The School Street Cemetery project includes the now-completed cemetery plot survey, then a condition assessment, development of a preservation plan, development of a heritage tourism plan, and development of a heritage tourism brochure. The effort is part of the Historic Preservation Division (HPD) of the Georgia Department of Natural Resources' initiative to fund a statewide cemetery preservation effort, entitled "Campaign to Preserve Georgia's Historic Cemeteries."

Taking part in the cemetery survey, pictured here with Mayor Willie Burns, are Jonathan Flood, Shawn Patch, Christine Neal, Mayor Burns, and Joe Joseph.
The survey team marked all the locations of all marked and unmarked graves, he said. "There were a lot of unmarked graves, or markers that had disappeared over the years. There were some 20 burials in the woods, and the surveyors marked them all with little flagmarkers," Joseph said.

The mapping team used computers to map the cemetery and put in the locations of all the grave markers, tomb slabs, and unmarked grave locations, plus tree and other landscape features.

In August, a team from the Georgia Department of Transportation will come and explore an adjacent area, behind the basketball courts on School Street, where the experts feel other burials may be found. The GDOT team will use ground-penetrating radar to locate old graves without disturbing the ground.

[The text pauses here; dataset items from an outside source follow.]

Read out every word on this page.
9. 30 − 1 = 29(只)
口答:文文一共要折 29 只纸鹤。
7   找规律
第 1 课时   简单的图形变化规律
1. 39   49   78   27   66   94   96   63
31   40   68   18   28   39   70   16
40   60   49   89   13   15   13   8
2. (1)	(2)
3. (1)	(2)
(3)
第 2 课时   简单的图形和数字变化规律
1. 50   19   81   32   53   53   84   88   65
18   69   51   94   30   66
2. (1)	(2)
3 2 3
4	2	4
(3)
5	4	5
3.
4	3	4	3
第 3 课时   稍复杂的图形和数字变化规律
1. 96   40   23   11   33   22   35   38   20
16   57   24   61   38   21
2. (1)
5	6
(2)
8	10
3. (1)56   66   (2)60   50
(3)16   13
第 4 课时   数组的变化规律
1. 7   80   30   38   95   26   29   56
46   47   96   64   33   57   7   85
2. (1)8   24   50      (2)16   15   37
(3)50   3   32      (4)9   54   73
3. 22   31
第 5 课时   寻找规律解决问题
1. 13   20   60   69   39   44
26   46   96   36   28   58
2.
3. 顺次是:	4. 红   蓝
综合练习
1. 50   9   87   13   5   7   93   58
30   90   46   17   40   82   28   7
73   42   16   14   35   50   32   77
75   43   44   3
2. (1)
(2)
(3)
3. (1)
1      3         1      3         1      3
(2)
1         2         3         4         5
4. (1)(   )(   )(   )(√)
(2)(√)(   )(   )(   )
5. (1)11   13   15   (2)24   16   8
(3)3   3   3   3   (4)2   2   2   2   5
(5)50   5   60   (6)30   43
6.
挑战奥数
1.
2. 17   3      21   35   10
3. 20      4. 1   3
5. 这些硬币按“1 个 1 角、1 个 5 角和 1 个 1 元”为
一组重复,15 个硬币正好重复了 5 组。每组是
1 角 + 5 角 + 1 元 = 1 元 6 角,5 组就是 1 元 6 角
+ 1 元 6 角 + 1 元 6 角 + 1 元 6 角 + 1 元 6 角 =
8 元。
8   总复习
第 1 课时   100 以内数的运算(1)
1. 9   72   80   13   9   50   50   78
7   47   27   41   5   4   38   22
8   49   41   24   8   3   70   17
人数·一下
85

A second team will return with the newly produced map and record information from each grave site, and note the need for a grave marker or for restoration, he said. "Then the folks who have family buried there will be able to look up where they are."

The end product of the cemetery project will be a complete report and preservation plan that describes the cemetery as it is, the steps needed to protect and restore it, and that documents its history.